The Boston Globe travel section published an article about visiting Sado Island, where Nichiren was exiled. Today, the island attracts artists and taiko drummers.
...The drumming begins."You don't listen; you feel it," Munidasa said. "You hear it inside of you."
In this way, Sado Island is like the drumming it inspires. There's no substitute for being there and feeling it, grit, bugs, and all. But fear not - there are also natural hot springs on the island, good places to soak and regroup before heading back to the campground for more.
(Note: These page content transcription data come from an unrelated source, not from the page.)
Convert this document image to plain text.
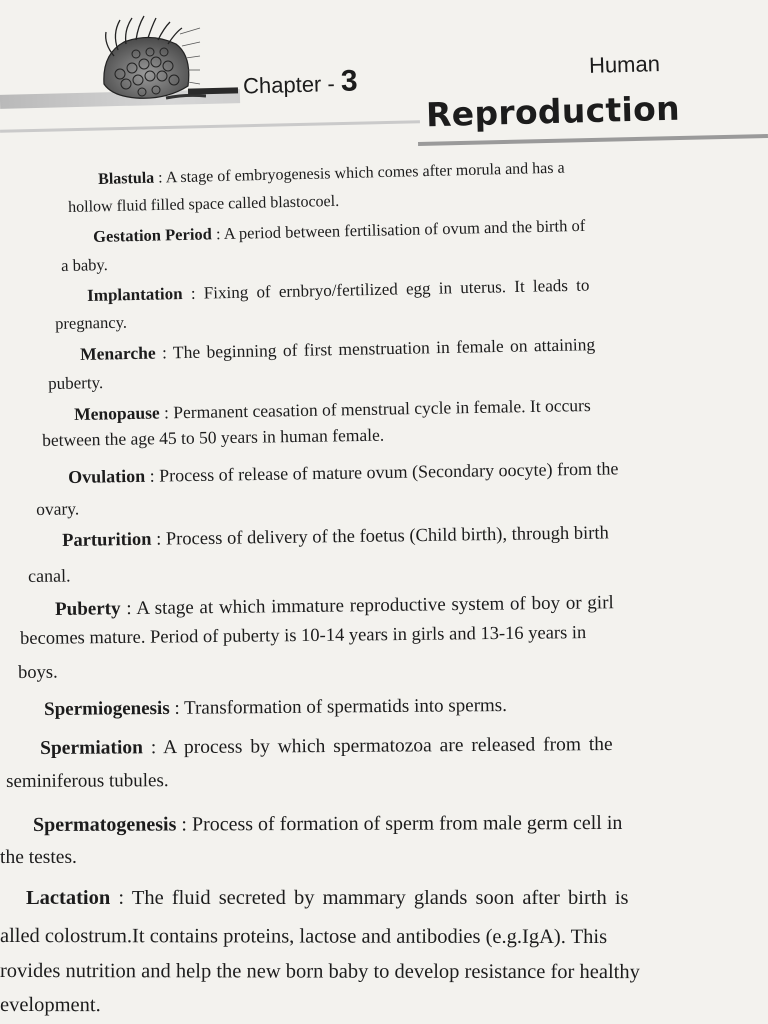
Chapter - 3
Human
Reproduction
Blastula : A stage of embryogenesis which comes after morula and has a
hollow fluid filled space called blastocoel.
Gestation Period : A period between fertilisation of ovum and the birth of
a baby.
Implantation : Fixing of ernbryo/fertilized egg in uterus. It leads to
pregnancy.
Menarche : The beginning of first menstruation in female on attaining
puberty.
Menopause : Permanent ceasation of menstrual cycle in female. It occurs
between the age 45 to 50 years in human female.
Ovulation : Process of release of mature ovum (Secondary oocyte) from the
ovary.
Parturition : Process of delivery of the foetus (Child birth), through birth
canal.
Puberty : A stage at which immature reproductive system of boy or girl
becomes mature. Period of puberty is 10-14 years in girls and 13-16 years in
boys.
Spermiogenesis : Transformation of spermatids into sperms.
Spermiation : A process by which spermatozoa are released from the
seminiferous tubules.
Spermatogenesis : Process of formation of sperm from male germ cell in
the testes.
Lactation : The fluid secreted by mammary glands soon after birth is
alled colostrum.It contains proteins, lactose and antibodies (e.g.IgA). This
rovides nutrition and help the new born baby to develop resistance for healthy
evelopment.
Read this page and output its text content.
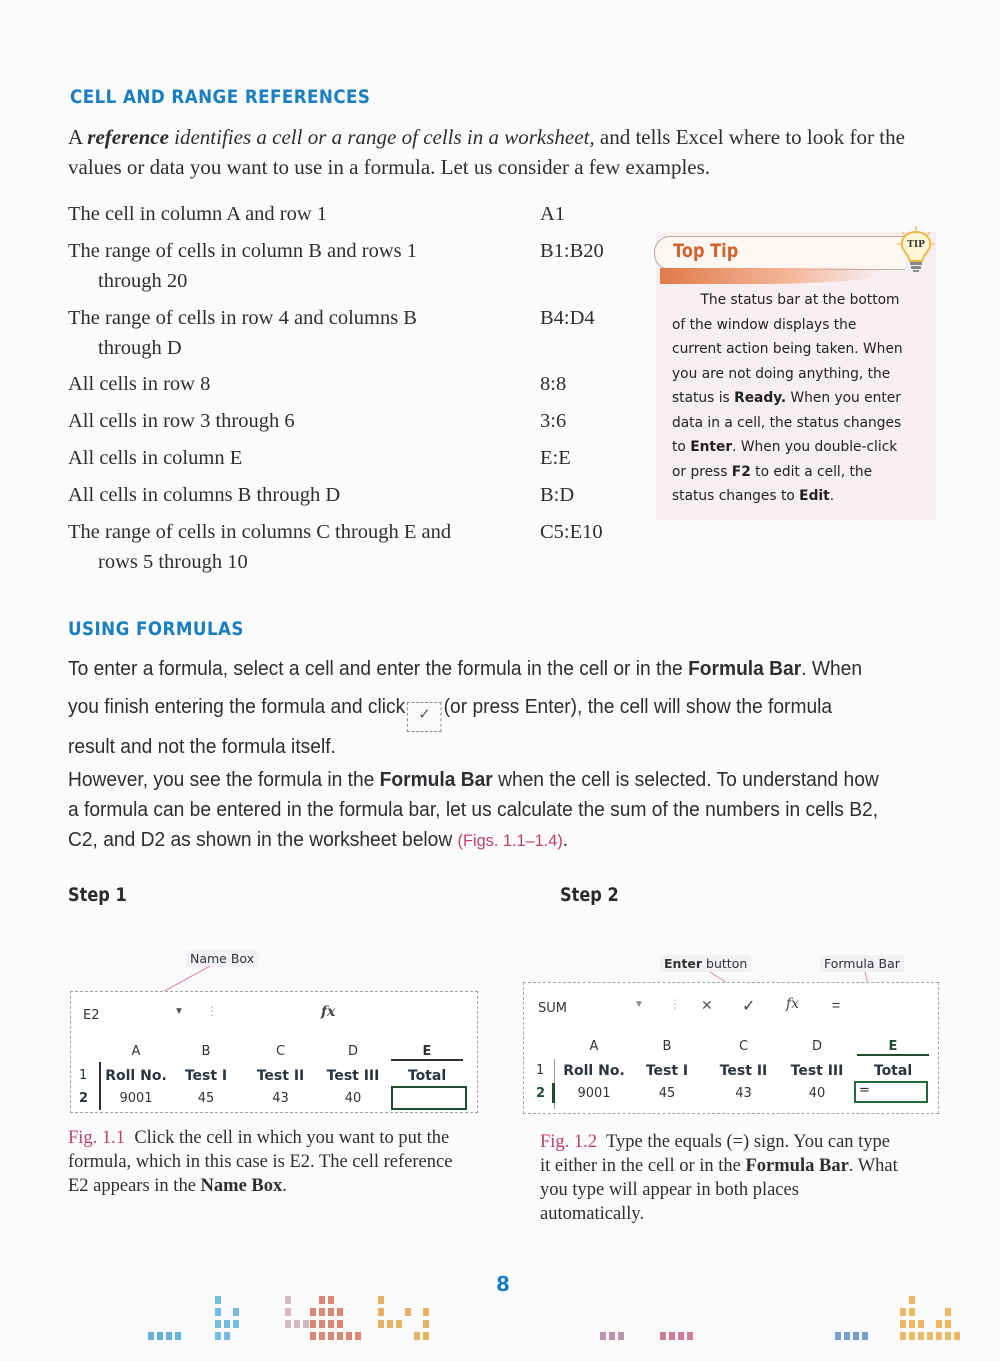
CELL AND RANGE REFERENCES
A reference identifies a cell or a range of cells in a worksheet, and tells Excel where to look for the values or data you want to use in a formula. Let us consider a few examples.
The cell in column A and row 1	A1
The range of cells in column B and rows 1
through 20
B1:B20
The range of cells in row 4 and columns B
through D
B4:D4
All cells in row 8	8:8
All cells in row 3 through 6	3:6
All cells in column E	E:E
All cells in columns B through D	B:D
The range of cells in columns C through E and
rows 5 through 10
C5:E10
Top Tip	TIP
The status bar at the bottom of the window displays the current action being taken. When you are not doing anything, the status is Ready. When you enter data in a cell, the status changes to Enter. When you double-click or press F2 to edit a cell, the status changes to Edit.
USING FORMULAS
To enter a formula, select a cell and enter the formula in the cell or in the Formula Bar. When
you finish entering the formula and click ✓ (or press Enter), the cell will show the formula
result and not the formula itself.
However, you see the formula in the Formula Bar when the cell is selected. To understand how
a formula can be entered in the formula bar, let us calculate the sum of the numbers in cells B2,
C2, and D2 as shown in the worksheet below (Figs. 1.1–1.4).
Step 1
Name Box
E2	▼ ⋮	fx
A	B	C	D	E
1	Roll No.	Test I	Test II	Test III	Total
2	9001	45	43	40
Fig. 1.1 Click the cell in which you want to put the formula, which in this case is E2. The cell reference E2 appears in the Name Box.
Step 2
Enter button	Formula Bar
SUM	▼ ⋮ ✕ ✓ fx =
A	B	C	D	E
1	Roll No.	Test I	Test II	Test III	Total
2	9001	45	43	40	=
Fig. 1.2 Type the equals (=) sign. You can type it either in the cell or in the Formula Bar. What you type will appear in both places automatically.
8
Sounds like a cool place to visit. The article also gives some of the history of Sado as a place of political exile, and mentions Nichiren.
2 comments
Colleagues,When I was in Japan (1975-76), it was a study abroad in Kyoto and I had already practiced Nichiren Buddhism for about 5 years (that is how I got there...). Of course, I made it a point to go to as many places as I knew Nichiren had been while I was there. The most stunning place of all that I went to was Enryakuji, where he took his priestly vows on the top of Mt. Hiei. It was a stunning place, but even more magic was the temple at the foot of the mountain. I don't remember its name.The spirit of peace there was palpable and powerful, a feeling I had never felt so strongly anywhere before or since. That someone great that way had come and who had changed everything for the better with sanity and peace and the love of nature.It was the same sort of feeling when I visited old temples in Nara and Kyoto where the Daishonin had gone to study. Was it "Woo woo" because he had been there? I cannot really say. But, someone this way had come, and greatness still lingered there. I found it an odd experience, so many years later, and deeply moving.Best,Armchair
I'm wondering if the temple at the base is the original Enryaku-ji, because the one at the top of Mt. Hiei was built after Dengyo died by his disciples in accordance with Dengyo's will.